Commerce Department Reports that Y2K Will Not Harm Economy
(November 17, 1999) The Department of Commerce released a report on Wednesday, November 17, that predicts that Year 2000 technology problem will have almost no net effect on the U.S. economy.
Related Documents |
Full text of the report (37 page graphics intensive PDF file that takes a long time to download) |
Statement by Wm. Daley. |
Secretary of Commerce William Daley summed up the report. "What we found was this: The greatest cost to our economy is behind us, with billions of dollars diverted from other uses to fix the problem. Any glitches that pop up next year should not hurt our economic growth. So, I am not going to lose any sleep worrying about January 1st because I think the USA is ready for Y2K."
The report, titled "The Economics of Y2K and the Impact on the United States", was prepared by the Economics and Statistics Administration, which is part of the Department of Commerce.
The report was prepared under the direction of Robert Shapiro, Under Secretary of Economic Affairs, Economics and Statistics Administration, and Lee Price, Chief Economist. William Brown and Laurence Campbell were the primary authors.
Wm. Daley |
Secretary Daley appeared at a press conference on Wednesday morning at the Department of Commerce headquarters in Washington DC, along with John Koskinen of the President's Y2K Council, and authors of the report. "Overall what these numbers tell us is we can start looking for a kind of Y2K dividend. Companies can once again put capital and thousands of information technology specialists to work creating new products and solving new problems -- not dealing with old ones."
Daley continued: "Less well prepared seem to be the education and health care sectors, smaller businesses and agencies, or non-critical systems. It would be surprising if Y2K problems in these areas do not make news in early January."
"But their problems are likely to be limited to specific sites or local areas. And they can probably be fixed easily and quickly once identified," said Daley.

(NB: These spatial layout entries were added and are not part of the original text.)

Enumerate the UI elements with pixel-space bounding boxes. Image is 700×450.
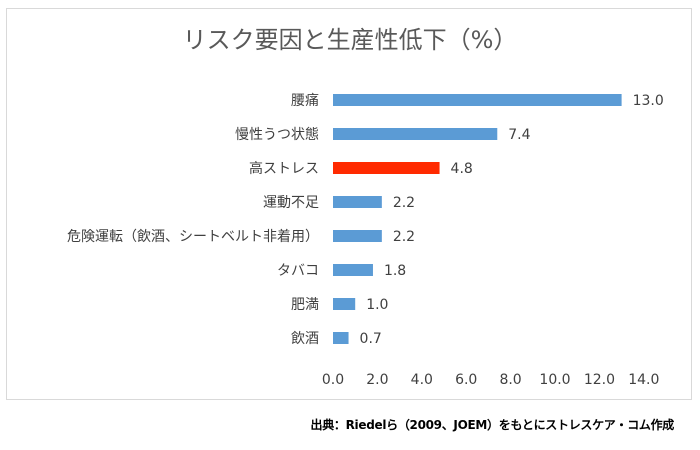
bar-4 (333, 230, 382, 242)
x-tick-label-7: 14.0 (628, 372, 659, 388)
category-label-2: 高ストレス (249, 160, 319, 177)
value-labels: 13.0 7.4 4.8 2.2 2.2 1.8 1.0 0.7 (360, 93, 664, 347)
x-tick-label-5: 10.0 (539, 372, 570, 388)
bar-1 (333, 128, 498, 140)
value-label-4: 2.2 (393, 229, 415, 245)
category-label-7: 飲酒 (291, 331, 319, 347)
value-label-2: 4.8 (451, 161, 473, 177)
category-label-1: 慢性うつ状態 (235, 126, 319, 143)
value-label-1: 7.4 (508, 127, 530, 143)
chart-title: リスク要因と生産性低下（%） (183, 26, 518, 54)
source-note: 出典：Riedelら（2009、JOEM）をもとにストレスケア・コム作成 (310, 418, 675, 432)
bar-6 (333, 298, 356, 310)
bars-group (333, 94, 622, 344)
category-label-6: 肥満 (291, 297, 319, 313)
bar-5 (333, 264, 373, 276)
x-tick-label-0: 0.0 (322, 372, 344, 388)
bar-0 (333, 94, 622, 106)
x-axis-tick-labels: 0.0 2.0 4.0 6.0 8.0 10.0 12.0 14.0 (322, 372, 660, 388)
value-label-5: 1.8 (384, 263, 406, 279)
value-label-0: 13.0 (633, 93, 664, 109)
bar-3 (333, 196, 382, 208)
x-tick-label-2: 4.0 (411, 372, 433, 388)
category-label-0: 腰痛 (291, 92, 319, 109)
x-tick-label-1: 2.0 (366, 372, 388, 388)
category-label-5: タバコ (277, 263, 319, 279)
category-label-4: 危険運転（飲酒、シートベルト非着用） (67, 229, 319, 245)
x-tick-label-4: 8.0 (499, 372, 521, 388)
x-tick-label-6: 12.0 (584, 372, 615, 388)
category-label-3: 運動不足 (263, 195, 319, 211)
value-label-7: 0.7 (360, 331, 382, 347)
bar-2 (333, 162, 440, 174)
x-tick-label-3: 6.0 (455, 372, 477, 388)
bar-7 (333, 332, 349, 344)
value-label-6: 1.0 (366, 297, 388, 313)
value-label-3: 2.2 (393, 195, 415, 211)
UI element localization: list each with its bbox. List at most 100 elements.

"The truth is, no one knows with certainty what the precise economic consequences will be," wrote Robert Shapiro in a forward to the report. "It is our best judgment that Y2K problems will not be of sufficient size or scope to have more than a transient effect on U.S. economic growth." (See, report, Forward by Robert Shapiro, at page iii.)
Shipiro, who heads the Economics and Statistics Administration, elaborated:
"The greatest costs to the American economy from the Y2K problem have probably happened already. To find and fix their Y2K problems, businesses and government agencies have diverted in the neighborhood of $100 billion from other purposes in recent years. This substantial commitment reflects millions of business judgments, in which firms recognized that failing to protect their critical systems would, in our highly-competitive and transparent market economy, expose them to significant costs. The available evidence suggests the sectors that have invested the most and are now best prepared are those that provide the critical goods and services on which the rest of the economy depends—energy, finance, telecommunications, and transportation. The least prepared seem to be the education and health care sectors, smaller businesses and agencies, or non-critical systems. In these cases, the glitches that will show up are likely to have limited effects beyond the specific businesses, and are likely to be fixed reasonably easily and quickly once they are identified." (page iii)
"It appears that Y2K problems will not be of sufficient size or scope to have more than a transient effect on overall U.S. economic growth. With no shortage of information about the problem, firms are correcting what is clearly a messy but not intractable situation. Y2K readiness and assessment reports by government agencies, the private sector, and private consultants are, for the most part, optimistic. (Executive Summary, at page v.)
The report was also optimistic about Y2K remediation worldwide. "While international organizations have reported a lower level of Y2K preparedness in many foreign countries, the countries that are highly dependent on information technology, and thus exposed to substantial risks, are reported to be well along with their fixes. There appears to be little chance that Y2K disruptions abroad will be transmitted to the United States to a degree that could substantially damage the economy." (page 5)
The report concluded that Y2K remediation is basically a microeconomic issue. "Most firms and individuals have enough at stake in correcting their own Y2K problems that their individual responses, taken together, will avert an economy-wide impact, at least in the United States. This is the nature of our economic system, of strong competition coupled with regulation. Moreover, the theory that firms have ample incentive to solve their own Y2K problems is supported by the evidence of what they have actually been doing." (page 5)
The report also concluded that there will be no net effect on the Gross Domestic Product. "On average, these forecasters expect a slight Y2K-related boost to GDP in the second half of 1999, followed by a comparable Y2K-related subtraction from GDP in the first quarter of 2000. For most, the net result over the course of a year is virtually nil." (page 25).